Normandy France

Traveling brings insight into words and history.
 
For example: What does “D-day” mean? Hints of the true meaning can be found long before WWII in a U.S. Army Field Order. The order stated that “The First Army will attack at H hour on D day with the object of . . . The use of D-day allows military personnel to easily plan for a combat mission ahead of time without knowing the exact date that it will occur. Given that planning for the most famous of all D-day’s in June of 1944 started way back in 1943, and that, due to factors like optimal tides, only a few days in a given month were suitable for the launch of the invasion, trying to fix a firm date in the planning process was pointless, even close to the time of the attack.

Seeing the realities soldiers of the free world and the peoples of France had to face was a real life history lesson to David and I. Since we did not have any first hand experience of World War II, no family members story, we opted for an high level tour of Omaha and Utah Beaches and a view of the world from the members of “The Band of Brothers” and Saving Private Ryan. We had a homework assignment from our tour group: to watch and be familiar with the docu-series and movie depicting realistic stories from the invasion.

Code-named ‘Operation Overlord’, the D-Day landings were the largest seaborne invasion in history. Early on the morning of 6 June 1944, swarms of landing craft – part of an armada of more than 6000 ships and boats – hit the beaches of northern Normandy and tens of thousands of Allied soldiers began pouring onto French soil.

At 7.10am on 6 June 1944, 225 US Army Rangers scaled the impossibly steep, 30m-high cliffs of Pointe du Hoc. The first Army Ranger accomplished this mission in 5 short minutes using their daggers to help propel them up the cliff. Their objective was to disable five 155mm German artillery guns perfectly placed to rain shells onto the beaches of Utah and Omaha. They managed to locate the massive artillery pieces and put them out of action. By the time the Rangers were finally relieved on 8 June – after repelling fierce German counterattacks for two days – 81 of the rangers had been killed and 58 more had been wounded.

Today the site, which France turned over to the US government in 1979, looks much as it did right after the battle, with the earth still pitted with huge bomb craters. The German command post (topped by a dagger-shaped memorial) and several concrete bunkers and casemates, scarred by bullet holes and blackened by flame-throwers, can be explored. As you face the sea, Utah Beach is 14km to the left.
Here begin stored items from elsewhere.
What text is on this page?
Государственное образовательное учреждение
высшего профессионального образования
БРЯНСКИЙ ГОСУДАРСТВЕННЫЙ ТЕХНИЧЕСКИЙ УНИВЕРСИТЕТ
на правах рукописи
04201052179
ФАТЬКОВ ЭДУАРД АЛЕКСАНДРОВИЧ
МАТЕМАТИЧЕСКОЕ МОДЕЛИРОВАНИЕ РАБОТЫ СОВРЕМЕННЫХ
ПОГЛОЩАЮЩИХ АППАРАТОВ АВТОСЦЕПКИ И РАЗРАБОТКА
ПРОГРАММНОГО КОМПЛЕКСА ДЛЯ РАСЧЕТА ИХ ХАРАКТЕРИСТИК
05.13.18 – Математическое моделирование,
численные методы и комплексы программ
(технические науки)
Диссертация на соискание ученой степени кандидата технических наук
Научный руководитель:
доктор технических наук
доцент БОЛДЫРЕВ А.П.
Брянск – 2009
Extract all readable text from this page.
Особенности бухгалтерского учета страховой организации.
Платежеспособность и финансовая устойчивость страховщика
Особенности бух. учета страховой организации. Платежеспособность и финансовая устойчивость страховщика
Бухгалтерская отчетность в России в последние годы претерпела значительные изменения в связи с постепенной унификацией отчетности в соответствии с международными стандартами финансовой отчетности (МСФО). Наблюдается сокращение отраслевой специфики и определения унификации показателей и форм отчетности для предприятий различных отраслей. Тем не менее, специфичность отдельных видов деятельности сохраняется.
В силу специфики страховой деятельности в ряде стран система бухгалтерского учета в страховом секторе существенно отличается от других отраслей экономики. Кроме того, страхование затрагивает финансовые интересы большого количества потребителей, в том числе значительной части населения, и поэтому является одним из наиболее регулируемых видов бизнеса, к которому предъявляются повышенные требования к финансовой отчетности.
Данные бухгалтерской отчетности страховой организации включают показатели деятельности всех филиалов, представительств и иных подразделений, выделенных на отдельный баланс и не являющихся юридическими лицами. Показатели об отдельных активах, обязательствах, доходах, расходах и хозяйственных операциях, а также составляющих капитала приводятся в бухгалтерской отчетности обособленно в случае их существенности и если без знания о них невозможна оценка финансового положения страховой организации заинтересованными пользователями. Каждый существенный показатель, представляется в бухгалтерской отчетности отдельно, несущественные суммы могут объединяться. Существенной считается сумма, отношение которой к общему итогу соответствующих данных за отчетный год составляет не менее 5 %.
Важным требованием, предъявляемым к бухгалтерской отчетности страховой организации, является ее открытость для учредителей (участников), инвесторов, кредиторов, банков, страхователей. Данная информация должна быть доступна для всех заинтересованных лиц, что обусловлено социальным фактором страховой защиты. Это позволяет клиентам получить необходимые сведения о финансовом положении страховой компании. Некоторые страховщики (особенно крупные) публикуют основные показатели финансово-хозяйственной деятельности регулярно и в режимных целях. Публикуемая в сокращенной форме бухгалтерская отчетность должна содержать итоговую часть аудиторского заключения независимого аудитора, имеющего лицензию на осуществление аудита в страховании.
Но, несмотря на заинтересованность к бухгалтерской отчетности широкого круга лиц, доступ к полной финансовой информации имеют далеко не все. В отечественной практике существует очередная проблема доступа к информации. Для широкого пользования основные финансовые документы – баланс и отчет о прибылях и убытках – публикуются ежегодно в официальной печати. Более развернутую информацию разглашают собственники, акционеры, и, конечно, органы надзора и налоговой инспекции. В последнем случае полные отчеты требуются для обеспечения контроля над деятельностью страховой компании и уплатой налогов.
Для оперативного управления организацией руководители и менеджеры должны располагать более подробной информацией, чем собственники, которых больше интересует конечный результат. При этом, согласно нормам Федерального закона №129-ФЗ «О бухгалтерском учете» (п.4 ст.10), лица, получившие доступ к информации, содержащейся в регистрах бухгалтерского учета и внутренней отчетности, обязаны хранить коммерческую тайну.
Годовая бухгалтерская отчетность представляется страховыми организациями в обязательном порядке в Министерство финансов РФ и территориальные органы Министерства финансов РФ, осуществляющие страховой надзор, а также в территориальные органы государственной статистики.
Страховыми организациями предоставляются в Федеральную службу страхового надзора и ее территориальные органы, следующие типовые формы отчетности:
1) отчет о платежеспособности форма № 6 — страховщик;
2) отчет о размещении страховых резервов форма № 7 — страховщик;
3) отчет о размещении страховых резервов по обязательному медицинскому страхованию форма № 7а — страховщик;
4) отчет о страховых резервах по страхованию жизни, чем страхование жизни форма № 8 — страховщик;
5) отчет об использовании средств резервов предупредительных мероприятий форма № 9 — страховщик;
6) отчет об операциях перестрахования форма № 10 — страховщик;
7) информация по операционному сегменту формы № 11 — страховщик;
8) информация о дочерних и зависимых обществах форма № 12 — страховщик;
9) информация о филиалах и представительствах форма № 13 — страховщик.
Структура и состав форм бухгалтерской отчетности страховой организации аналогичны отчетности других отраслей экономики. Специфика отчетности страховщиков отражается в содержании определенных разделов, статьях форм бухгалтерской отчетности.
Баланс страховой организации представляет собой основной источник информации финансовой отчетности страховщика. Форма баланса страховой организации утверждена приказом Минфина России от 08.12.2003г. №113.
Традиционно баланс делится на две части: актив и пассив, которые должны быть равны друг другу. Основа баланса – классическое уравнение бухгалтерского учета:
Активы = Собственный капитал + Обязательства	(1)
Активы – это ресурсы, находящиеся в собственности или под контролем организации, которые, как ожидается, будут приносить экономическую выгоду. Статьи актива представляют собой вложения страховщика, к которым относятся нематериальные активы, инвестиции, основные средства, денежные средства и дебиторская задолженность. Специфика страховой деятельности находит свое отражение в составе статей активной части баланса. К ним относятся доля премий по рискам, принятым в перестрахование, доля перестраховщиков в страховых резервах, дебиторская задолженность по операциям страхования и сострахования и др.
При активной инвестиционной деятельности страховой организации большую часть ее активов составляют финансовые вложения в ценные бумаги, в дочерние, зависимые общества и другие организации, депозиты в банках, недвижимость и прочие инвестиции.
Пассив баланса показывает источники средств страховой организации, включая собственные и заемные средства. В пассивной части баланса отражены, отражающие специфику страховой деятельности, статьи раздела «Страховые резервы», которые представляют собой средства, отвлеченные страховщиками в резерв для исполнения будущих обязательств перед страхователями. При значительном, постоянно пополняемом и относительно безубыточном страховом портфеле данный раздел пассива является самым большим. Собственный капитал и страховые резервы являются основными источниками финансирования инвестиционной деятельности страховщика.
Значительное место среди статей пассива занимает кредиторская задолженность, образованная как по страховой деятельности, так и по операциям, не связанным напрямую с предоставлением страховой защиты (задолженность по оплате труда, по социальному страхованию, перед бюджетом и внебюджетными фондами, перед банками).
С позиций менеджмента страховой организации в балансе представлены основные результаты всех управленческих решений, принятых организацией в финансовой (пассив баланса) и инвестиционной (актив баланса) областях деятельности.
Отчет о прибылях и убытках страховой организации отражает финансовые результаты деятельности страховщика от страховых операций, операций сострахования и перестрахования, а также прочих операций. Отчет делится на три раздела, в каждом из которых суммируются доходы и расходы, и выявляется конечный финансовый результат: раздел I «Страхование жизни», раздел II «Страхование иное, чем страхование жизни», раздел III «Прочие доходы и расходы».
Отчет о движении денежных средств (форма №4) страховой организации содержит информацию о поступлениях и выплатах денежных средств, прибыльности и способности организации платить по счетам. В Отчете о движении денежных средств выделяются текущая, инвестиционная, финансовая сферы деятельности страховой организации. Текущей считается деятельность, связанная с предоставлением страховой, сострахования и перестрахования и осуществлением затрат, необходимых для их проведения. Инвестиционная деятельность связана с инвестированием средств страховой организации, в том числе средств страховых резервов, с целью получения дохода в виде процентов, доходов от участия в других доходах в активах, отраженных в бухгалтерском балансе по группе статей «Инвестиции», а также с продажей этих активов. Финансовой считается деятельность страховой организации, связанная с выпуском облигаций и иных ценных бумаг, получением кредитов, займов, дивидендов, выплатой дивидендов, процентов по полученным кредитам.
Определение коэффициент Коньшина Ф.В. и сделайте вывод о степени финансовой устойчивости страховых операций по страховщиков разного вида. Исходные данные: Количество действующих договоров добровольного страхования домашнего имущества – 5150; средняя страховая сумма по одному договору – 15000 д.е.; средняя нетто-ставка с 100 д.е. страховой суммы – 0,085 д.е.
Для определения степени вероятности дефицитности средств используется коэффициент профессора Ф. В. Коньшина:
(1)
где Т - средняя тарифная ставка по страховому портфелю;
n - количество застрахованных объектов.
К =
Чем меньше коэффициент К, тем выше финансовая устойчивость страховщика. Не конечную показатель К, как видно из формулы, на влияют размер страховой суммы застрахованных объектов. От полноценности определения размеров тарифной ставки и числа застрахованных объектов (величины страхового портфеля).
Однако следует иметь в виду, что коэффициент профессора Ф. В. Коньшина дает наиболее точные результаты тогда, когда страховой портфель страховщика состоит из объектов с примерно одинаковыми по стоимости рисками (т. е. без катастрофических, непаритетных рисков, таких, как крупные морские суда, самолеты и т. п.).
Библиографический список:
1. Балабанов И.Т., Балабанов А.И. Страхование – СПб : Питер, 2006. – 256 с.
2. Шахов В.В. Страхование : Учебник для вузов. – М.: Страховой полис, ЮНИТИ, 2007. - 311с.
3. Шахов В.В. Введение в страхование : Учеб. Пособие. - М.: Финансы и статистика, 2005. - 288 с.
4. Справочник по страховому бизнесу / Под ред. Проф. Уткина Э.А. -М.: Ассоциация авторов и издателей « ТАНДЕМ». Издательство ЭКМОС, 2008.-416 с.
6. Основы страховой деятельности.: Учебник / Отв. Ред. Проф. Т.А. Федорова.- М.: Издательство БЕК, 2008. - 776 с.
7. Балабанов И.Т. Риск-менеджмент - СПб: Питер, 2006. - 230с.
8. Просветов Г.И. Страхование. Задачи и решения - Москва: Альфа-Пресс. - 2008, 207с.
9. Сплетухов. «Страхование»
We roamed the bunkers, with some placements out to sea, to disrupt soldiers on the beach or to sink personnel transport boats before their men could land. The Germans had other gun placements parallel to the beach to shoot in an arc that prevents movement up the beachhead and impede progress toward the headland.

We learned so much about the humanity of war, ships that landed at the wrong beach, missed signals, tanks that could not move forward and act as a shield because of mines planted in the sand, of brave actions of some incredible men, and death, the byproduct of war. We saw small French towns (we stayed in Bayeux) which was liberated by the British and then the Americans and the debt of gratitude these small towns still feel today. Band of Brothers helped us imagine a tank rolling down these ancient, cobblestone roads to the main square.

We visited the Normandy American Cemetery, occupied on land donated from France to the USA to bury our dead if their family agreed to keep their loved ones on the soil where they sacrificed their life. White marble crosses and Stars of David stretch off in seemingly endless rows, situated on a now-serene bluff overlooking the bitterly contested sands of Omaha Beach. Featured in the opening scenes of Steven Spielberg’s Saving Private Ryan, this place of pilgrimage is one of the largest American war cemeteries in Europe. It contains the graves of 9,387 American soldiers, including 33 pairs of brothers who are buried side-by-side (another 12 pairs of brothers are buried separately or memorialized here). Only about 40% of American war dead from the fighting in Normandy are interred in this cemetery – the rest were repatriated at the request of their families.

The Band of Brothers provided more context, we saw where the airborne division landed away from their designated drop zone and one guy was stranded on a church tower; he played dead for two hours rather than get shot. Where members of Easy Company performed a perfect flanking exercise on the enemy position. Where a church became a field hospital, and the medics treated all wounded (German, French and American) and when the real estate changed sides, the Germans respected the humanitarian efforts there and kept their guards outside to protect American medics and the wounded. The French placed stained glass windows in this same small country church to remember that effort and the young American medic who visited this town for years after the war, chose ultimately to be buried in that French churchyard, because it was then and there he spent his finest hours.

Overall it was a sobering day, the price and the value of freedom. Thanksgiving. Small towns that were destroyed and rebuilt. Visions of armored tanks moving down the main streets of these tiny villages, church bell towers as the lookout point. Pictures of GI Joes handing out candy and kissing women after years of hostage under the German Army. An entire generation changed.